Ohne Testament kommen immer alle gesetzlichen Erben zum Zuge. Ist zum Beispiel ein verheirateter Mann gestorben, ohne eigene Nachkommen zu hinterlassen, so sind neben der Ehegattin die Eltern gesetzliche Erben. Sind die Eltern schon gestorben, so sind es die Ehegattin und die Geschwister. Und sind auch die Geschwister schon gestorben, so muss die Ehegattin mit den Nachkommen der Geschwister teilen. Sogar Neffen oder Grossneffen und Nichten und Grossnichten können dann erben. Nur wenn auch diese fehlen, bekommt die Ehegattin alles.
Hätte der Verstorbene ein Testament geschrieben, so hätte diese Ehegattin genau so gut alles bekommen können. Nur die Eltern hätten einen Pflichtteil geltend machen und je einen Sechzehntel vom ganzen Nachlass beanspruchen können.
Doch hätte der Verstorbene in seinem Testament auch die Ehegattin auf den Pflichtteil setzen können. Als alleinige Erbin würde sie so den halben, neben den Eltern drei Achtel und neben Nachkommen einen Viertel des Nachlasses bekommen.

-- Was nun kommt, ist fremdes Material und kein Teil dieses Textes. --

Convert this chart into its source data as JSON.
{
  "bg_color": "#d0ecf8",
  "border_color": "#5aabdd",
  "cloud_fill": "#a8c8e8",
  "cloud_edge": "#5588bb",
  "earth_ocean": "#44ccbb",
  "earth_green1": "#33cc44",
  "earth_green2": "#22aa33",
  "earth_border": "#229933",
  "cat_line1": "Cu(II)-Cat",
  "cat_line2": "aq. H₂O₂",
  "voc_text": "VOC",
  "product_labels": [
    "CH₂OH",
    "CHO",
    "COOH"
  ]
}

Anders als diese verschiedenen Bruchteile vermuten lassen, ist der Pflichtteil der Ehegattin immer gleich gross. Er entspricht jeweils dem halben gesetzlichen Erbanspruch. Dieser Erbanspruch dagegen ist jeweils unterschiedlich gross; denn hier kommt es bei Ehegatten darauf an, wer die anderen gesetzlichen Erben sind.

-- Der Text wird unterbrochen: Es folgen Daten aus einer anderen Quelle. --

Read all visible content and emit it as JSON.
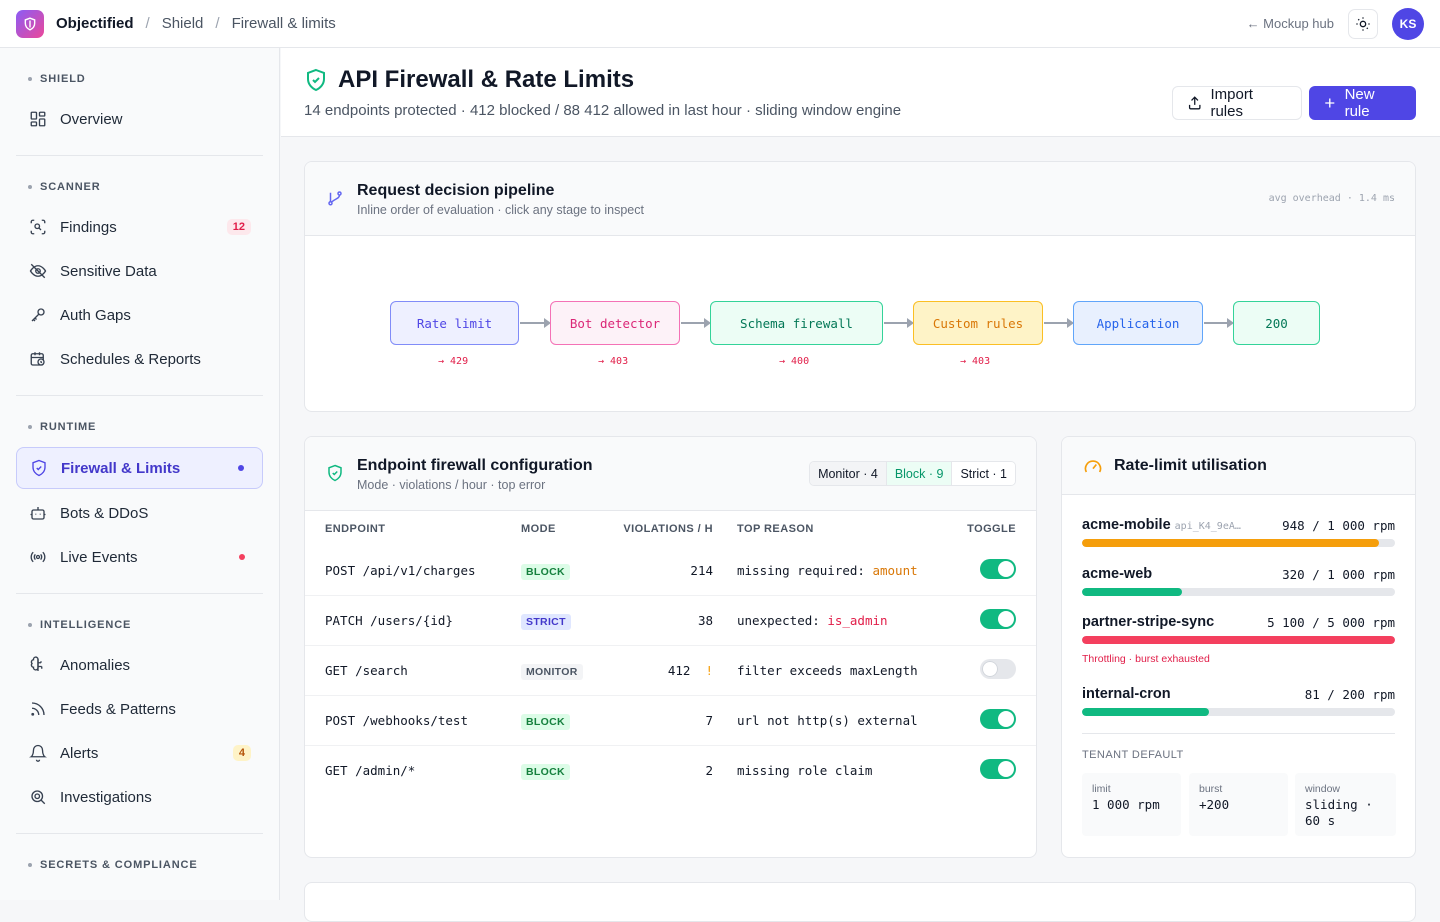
{
  "topbar": {
    "app": "Objectified",
    "crumbs": [
      "Shield",
      "Firewall & limits"
    ],
    "mockup_link": "← Mockup hub",
    "avatar": "KS"
  },
  "sidebar": {
    "sections": [
      {
        "label": "SHIELD",
        "items": [
          {
            "label": "Overview",
            "icon": "grid-icon"
          }
        ]
      },
      {
        "label": "SCANNER",
        "items": [
          {
            "label": "Findings",
            "icon": "scan-icon",
            "badge": "12"
          },
          {
            "label": "Sensitive Data",
            "icon": "eye-off-icon"
          },
          {
            "label": "Auth Gaps",
            "icon": "key-icon"
          },
          {
            "label": "Schedules & Reports",
            "icon": "calendar-clock-icon"
          }
        ]
      },
      {
        "label": "RUNTIME",
        "items": [
          {
            "label": "Firewall & Limits",
            "icon": "shield-icon",
            "active": true
          },
          {
            "label": "Bots & DDoS",
            "icon": "bot-icon"
          },
          {
            "label": "Live Events",
            "icon": "radio-icon"
          }
        ]
      },
      {
        "label": "INTELLIGENCE",
        "items": [
          {
            "label": "Anomalies",
            "icon": "brain-icon"
          },
          {
            "label": "Feeds & Patterns",
            "icon": "rss-icon"
          },
          {
            "label": "Alerts",
            "icon": "bell-icon",
            "badge": "4"
          },
          {
            "label": "Investigations",
            "icon": "search-zoom-icon"
          }
        ]
      },
      {
        "label": "SECRETS & COMPLIANCE",
        "items": []
      }
    ]
  },
  "header": {
    "title": "API Firewall & Rate Limits",
    "subtitle": "14 endpoints protected · 412 blocked / 88 412 allowed in last hour · sliding window engine",
    "import_label": "Import rules",
    "new_label": "New rule"
  },
  "pipeline": {
    "title": "Request decision pipeline",
    "subtitle": "Inline order of evaluation · click any stage to inspect",
    "meta": "avg overhead · 1.4 ms",
    "stages": [
      {
        "label": "Rate limit",
        "code": "→ 429"
      },
      {
        "label": "Bot detector",
        "code": "→ 403"
      },
      {
        "label": "Schema firewall",
        "code": "→ 400"
      },
      {
        "label": "Custom rules",
        "code": "→ 403"
      },
      {
        "label": "Application",
        "code": ""
      },
      {
        "label": "200",
        "code": ""
      }
    ]
  },
  "endpoints": {
    "title": "Endpoint firewall configuration",
    "subtitle": "Mode · violations / hour · top error",
    "seg": [
      "Monitor · 4",
      "Block · 9",
      "Strict · 1"
    ],
    "columns": [
      "ENDPOINT",
      "MODE",
      "VIOLATIONS / H",
      "TOP REASON",
      "TOGGLE"
    ],
    "rows": [
      {
        "endpoint": "POST /api/v1/charges",
        "mode": "BLOCK",
        "violations": "214",
        "warn": "",
        "reason": "missing required: ",
        "reason_hl": "amount",
        "on": true
      },
      {
        "endpoint": "PATCH /users/{id}",
        "mode": "STRICT",
        "violations": "38",
        "warn": "",
        "reason": "unexpected: ",
        "reason_hl": "is_admin",
        "on": true
      },
      {
        "endpoint": "GET /search",
        "mode": "MONITOR",
        "violations": "412",
        "warn": "!",
        "reason": "filter exceeds maxLength",
        "reason_hl": "",
        "on": false
      },
      {
        "endpoint": "POST /webhooks/test",
        "mode": "BLOCK",
        "violations": "7",
        "warn": "",
        "reason": "url not http(s) external",
        "reason_hl": "",
        "on": true
      },
      {
        "endpoint": "GET /admin/*",
        "mode": "BLOCK",
        "violations": "2",
        "warn": "",
        "reason": "missing role claim",
        "reason_hl": "",
        "on": true
      }
    ]
  },
  "ratelimit": {
    "title": "Rate-limit utilisation",
    "items": [
      {
        "name": "acme-mobile",
        "key": "api_K4_9eA…",
        "value": "948 / 1 000 rpm",
        "used": 0.948,
        "color": "#f59e0b"
      },
      {
        "name": "acme-web",
        "key": "",
        "value": "320 / 1 000 rpm",
        "used": 0.32,
        "color": "#10b981"
      },
      {
        "name": "partner-stripe-sync",
        "key": "",
        "value": "5 100 / 5 000 rpm",
        "used": 1.0,
        "color": "#f43f5e"
      },
      {
        "name": "internal-cron",
        "key": "",
        "value": "81 / 200 rpm",
        "used": 0.405,
        "color": "#10b981"
      }
    ],
    "warning": "Throttling · burst exhausted",
    "tenant_label": "TENANT DEFAULT",
    "tenant": [
      {
        "label": "limit",
        "value": "1 000 rpm"
      },
      {
        "label": "burst",
        "value": "+200"
      },
      {
        "label": "window",
        "value": "sliding · 60 s"
      }
    ]
  }
}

Dann wirkt der Pflichtteil
Vom Erben wie vom Erblasser her muss man somit etwas tun, damit der Pflichtteil eine Rolle spielt. Der künftige Erblasser muss ein Testament schreiben, mit dem er die gesetzliche Erbfolge ändert. Geht er dabei zu weit und verletzt er einen Pflichtteil, so kann dies gültig werden - es sei denn, der betroffene Erbe mache seinen Pflichtteil geltend.
Gehen die begünstigten Erben nicht freiwillig auf seine Ansprüche ein, so kann er das Testament anfechten. Dabei ist wichtig, dass er innert eines Jahres ab der Eröffnung des Testaments beim Richter klagt. Unternimmt er innert dieser Jahresfrist nichts, so gilt das Testament als anerkannt und wirkt so, wie der Erblasser es gewollt hat.
Wer mit dem gesetzlichen Erbrecht unzufrieden ist, sollte sich also nicht damit abfinden, sondern von Hand auf ein Blatt Papier schreiben, wie er seinen Nachlass regeln will. Vergisst er dabei weder Datum noch Unterschrift, so kann's gelingen. Nicht immer, aber öfter!